Given that SWI/SNF complexes contribute to the regulation of enhancer function by facilitating the acetylation of H3K27, defective complexes may alter H3K27 acetylation patterns and unleash or support cancerous transcriptional programs. Therefore, further investigation of reagents that modify histone acetylation levels might be of interest regarding hematological malignancies with abnormal SWI/SNF complexes [259]. In this line, it has been shown that loss of SMARCB1 increased recruitment of an endogenous, residual, nuclear SWI/SNF complex and associated histone acetyltransferases (HATs) to target loci, thereby promoting H3K27Ac and thus gene expression that, through Rac activation, enhanced AML cell migration and survival. This finding highlights the tumor suppressor role of SMARCB1 and illustrates the function of a residual SWI/SNF complex in maintaining an oncogenic gene expression program in AML [92].

Conclusion and perspectives

SWI/SNF complexes are ubiquitous epigenetic regulators that play major roles in normal and aberrant hematopoiesis. Indeed, a wide variety of hematological malignancies harbor recurrent alterations in SWI/SNF genes, and the clinical implications of such alterations are just starting to be explored. Recent studies on SWI/SNF-targeting chemotherapeutic agents, as well as on the role of SWI/SNF alterations in drug resistance and the creation of targetable synthetic lethalities in SWI/SNF-defective tumors, are opening new paths for improving cancer treatment that hold a promising future. On the other hand, mechanistic knowledge on the role of SWI/SNF in hematological malignancies is largely limited, and improving this knowledge may unlock novel therapeutic opportunities.

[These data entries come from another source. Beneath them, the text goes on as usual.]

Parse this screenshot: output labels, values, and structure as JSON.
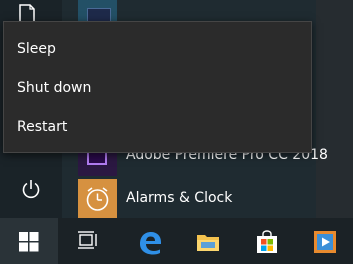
{
  "power_menu": {
    "items": [
      {
        "label": "Sleep"
      },
      {
        "label": "Shut down"
      },
      {
        "label": "Restart"
      }
    ]
  },
  "apps": [
    {
      "label": "Adobe Premiere Pro CC 2018",
      "icon": "premiere-icon",
      "tile_color": "#2b1842"
    },
    {
      "label": "Alarms & Clock",
      "icon": "alarm-clock-icon",
      "tile_color": "#d69140"
    }
  ],
  "taskbar": {
    "items": [
      "start-button",
      "task-view-icon",
      "edge-icon",
      "file-explorer-icon",
      "store-icon",
      "video-app-icon"
    ]
  },
  "colors": {
    "start_panel": "#1f2b31",
    "menu_background": "#2b2b2b",
    "taskbar": "#1b2226",
    "accent": "#0078d7"
  }
}
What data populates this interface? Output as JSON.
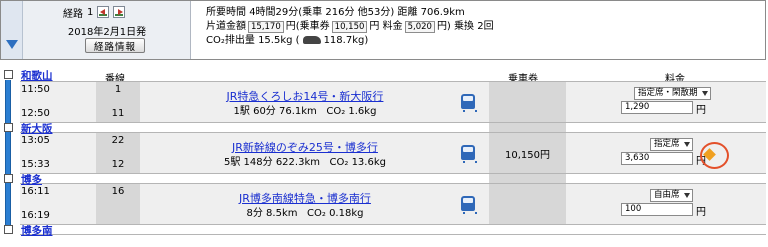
{
  "header": {
    "route_label": "経路",
    "route_number": "1",
    "departure_date": "2018年2月1日発",
    "detail_button": "経路情報",
    "summary": {
      "time_label": "所要時間",
      "time_value": "4時間29分",
      "time_note": "(乗車 216分 他53分)",
      "distance_label": "距離",
      "distance_value": "706.9km",
      "oneway_label": "片道金額",
      "oneway_value": "15,170",
      "yen": "円",
      "ticket_label": "(乗車券",
      "ticket_value": "10,150",
      "ticket_yen": "円",
      "surcharge_label": "料金",
      "surcharge_value": "5,020",
      "surcharge_yen": "円)",
      "transfers_label": "乗換",
      "transfers_value": "2回",
      "co2_label": "CO₂排出量",
      "co2_value": "15.5kg",
      "co2_car_value": "118.7kg"
    }
  },
  "columns": {
    "platform": "番線",
    "ticket": "乗車券",
    "fare": "料金"
  },
  "stations": [
    "和歌山",
    "新大阪",
    "博多",
    "博多南"
  ],
  "segments": [
    {
      "dep_time": "11:50",
      "arr_time": "12:50",
      "dep_platform": "1",
      "arr_platform": "11",
      "train": "JR特急くろしお14号・新大阪行",
      "details": "1駅 60分 76.1km",
      "co2": "CO₂ 1.6kg",
      "seat_type": "指定席・閑散期",
      "fare_value": "1,290",
      "yen": "円"
    },
    {
      "dep_time": "13:05",
      "arr_time": "15:33",
      "dep_platform": "22",
      "arr_platform": "12",
      "train": "JR新幹線のぞみ25号・博多行",
      "details": "5駅 148分 622.3km",
      "co2": "CO₂ 13.6kg",
      "ticket_fare": "10,150円",
      "seat_type": "指定席",
      "fare_value": "3,630",
      "yen": "円"
    },
    {
      "dep_time": "16:11",
      "arr_time": "16:19",
      "dep_platform": "16",
      "arr_platform": "",
      "train": "JR博多南線特急・博多南行",
      "details": "8分 8.5km",
      "co2": "CO₂ 0.18kg",
      "seat_type": "自由席",
      "fare_value": "100",
      "yen": "円"
    }
  ]
}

In-depth mechanistic studies of SWI/SNF function and of the consequences of SWI/SNF alterations are mostly lacking in hematological contexts, especially outside of AML. Most knowledge is relatively recent, as advanced epigenomic techniques are necessary to unveil the complex mechanisms of action of SWI/SNF. Importantly, one major question is why similar SWI/SNF alterations are found across such a wide range of hematological and non-hematological cancers. The involvement of SWI/SNF complexes in DNA repair and genome stability may help to explain this observation. In addition, recent work has revealed that SWI/SNF targets lineage-specific regulatory elements across the genome, and that at least some loss-of-function alterations in SWI/SNF genes affect their accessibility. However, most of this work has been performed either in non-hematological models or in AML, which is rarely mutated in SWI/SNF genes. Therefore, future research should explore the role of wild type and mutant SWI/SNF on the accessibility of lineage-specific loci with special emphasis on hematological malignancies that have a high mutation rate of SWI/SNF genes, such as DLBCL.

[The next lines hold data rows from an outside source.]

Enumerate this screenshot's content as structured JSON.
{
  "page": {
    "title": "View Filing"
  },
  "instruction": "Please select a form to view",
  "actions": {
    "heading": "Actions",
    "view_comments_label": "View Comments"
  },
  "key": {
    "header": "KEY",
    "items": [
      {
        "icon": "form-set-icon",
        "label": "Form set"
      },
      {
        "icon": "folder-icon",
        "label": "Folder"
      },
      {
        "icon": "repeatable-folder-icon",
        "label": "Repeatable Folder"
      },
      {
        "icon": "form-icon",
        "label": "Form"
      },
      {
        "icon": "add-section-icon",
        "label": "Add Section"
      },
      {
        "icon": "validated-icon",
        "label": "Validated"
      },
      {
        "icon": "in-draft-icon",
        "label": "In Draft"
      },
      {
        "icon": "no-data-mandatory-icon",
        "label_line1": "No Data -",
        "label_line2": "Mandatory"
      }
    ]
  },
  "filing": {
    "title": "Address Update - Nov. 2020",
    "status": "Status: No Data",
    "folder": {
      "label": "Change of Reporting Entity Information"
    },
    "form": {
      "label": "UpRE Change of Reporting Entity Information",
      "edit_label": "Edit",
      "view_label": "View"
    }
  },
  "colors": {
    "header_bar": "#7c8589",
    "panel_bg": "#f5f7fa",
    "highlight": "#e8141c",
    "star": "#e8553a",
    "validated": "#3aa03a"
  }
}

Another layer of complexity is the fact that the subunit composition of SWI/SNF is dynamic, which has critical implications in mechanistic, phenotypical, and clinical studies. Specifically, when a SWI/SNF subunit is inactivated by either mutation, silencing, or drug treatment, residual SWI/SNF complexes may remain functional, and they may even gain new functions that can be oncogenic, as is the case of SMARCB1-deficient AML. In turn, these phenomena can generate synthetic lethality relationships that can be exploited therapeutically. In this context, future studies should explore further synthetic lethality relationships in SWI/SNF-mutant hematological cancers, which may reveal novel therapeutic opportunities.

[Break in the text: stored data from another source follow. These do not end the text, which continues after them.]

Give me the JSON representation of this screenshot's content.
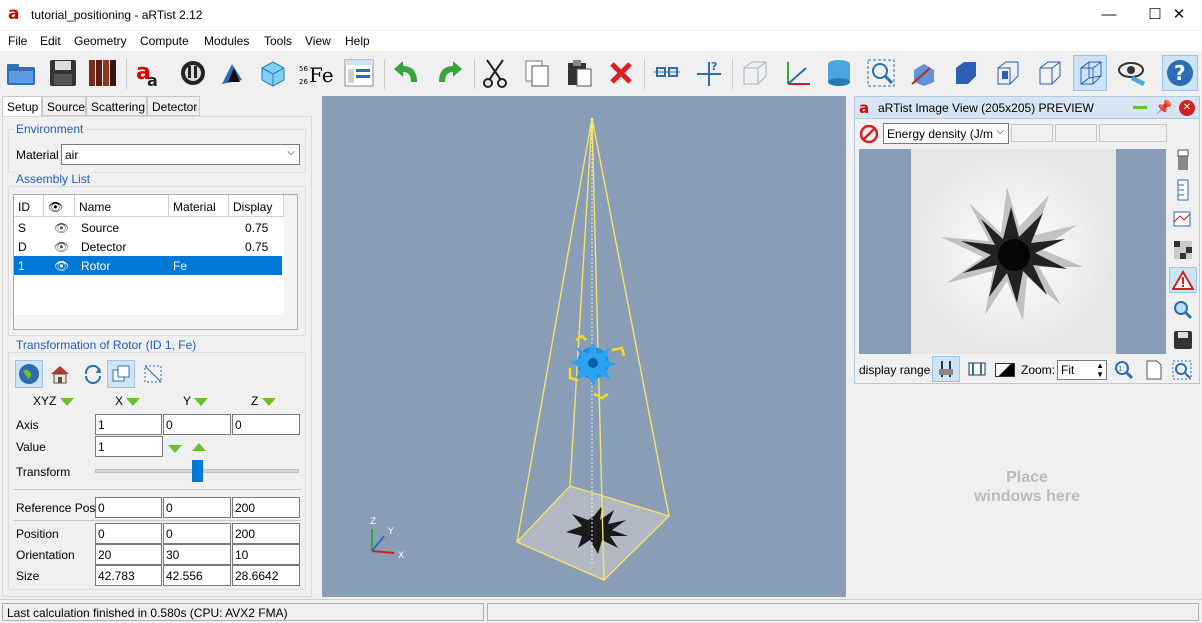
{
  "window": {
    "title": "tutorial_positioning - aRTist 2.12",
    "logo": "a",
    "min": "—",
    "max": "☐",
    "close": "✕"
  },
  "menu": [
    "File",
    "Edit",
    "Geometry",
    "Compute",
    "Modules",
    "Tools",
    "View",
    "Help"
  ],
  "tabs": [
    "Setup",
    "Source",
    "Scattering",
    "Detector"
  ],
  "environment": {
    "title": "Environment",
    "material_label": "Material",
    "material_value": "air"
  },
  "assembly": {
    "title": "Assembly List",
    "headers": [
      "ID",
      "",
      "Name",
      "Material",
      "Display"
    ],
    "rows": [
      {
        "id": "S",
        "name": "Source",
        "material": "",
        "display": "0.75"
      },
      {
        "id": "D",
        "name": "Detector",
        "material": "",
        "display": "0.75"
      },
      {
        "id": "1",
        "name": "Rotor",
        "material": "Fe",
        "display": ""
      }
    ]
  },
  "transform": {
    "title": "Transformation of Rotor (ID 1, Fe)",
    "xyz_label": "XYZ",
    "x_label": "X",
    "y_label": "Y",
    "z_label": "Z",
    "axis_label": "Axis",
    "axis": [
      "1",
      "0",
      "0"
    ],
    "value_label": "Value",
    "value": "1",
    "transform_label": "Transform",
    "slider_level": 0.5,
    "refpos_label": "Reference Pos.",
    "refpos": [
      "0",
      "0",
      "200"
    ],
    "position_label": "Position",
    "position": [
      "0",
      "0",
      "200"
    ],
    "orientation_label": "Orientation",
    "orientation": [
      "20",
      "30",
      "10"
    ],
    "size_label": "Size",
    "size": [
      "42.783",
      "42.556",
      "28.6642"
    ]
  },
  "axes_indicator": {
    "z": "Z",
    "y": "Y",
    "x": "X"
  },
  "image_view": {
    "title": "aRTist Image View (205x205) PREVIEW",
    "logo": "a",
    "quantity": "Energy density (J/m",
    "display_range_label": "display range",
    "zoom_label": "Zoom:",
    "zoom_value": "Fit"
  },
  "placeholder": "Place windows here",
  "status": {
    "message": "Last calculation finished in 0.580s (CPU: AVX2 FMA)"
  },
  "colors": {
    "accent": "#0078d7",
    "group_title": "#1f5fbf",
    "viewport": "#8a9db6",
    "frustum": "#f3e36a"
  }
}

Furthermore, novel lines of research could aim to therapeutically rectify alterations in the expression of SWI/SNF genes in hematological malignancies. For example, demethylating agents may restore the expression of hypermethylated SWI/SNF genes to deliver tumor suppressor activity, as has been shown in preclinical studies. Moreover, future studies could explore the therapeutic potential of targeting SWI/SNF subunits that are overexpressed in cancer, such as BCL11A or BCL11B, using approaches such as RNA interference or PROTACs.

Overall, in our view, ongoing preclinical and clinical studies are only scratching the surface of the clinical potential of targeting SWI/SNF or exploiting its synthetic lethality relationships in hematological malignancies, and we expect that future research will reveal new options for improving the treatment of such a diverse group of cancers.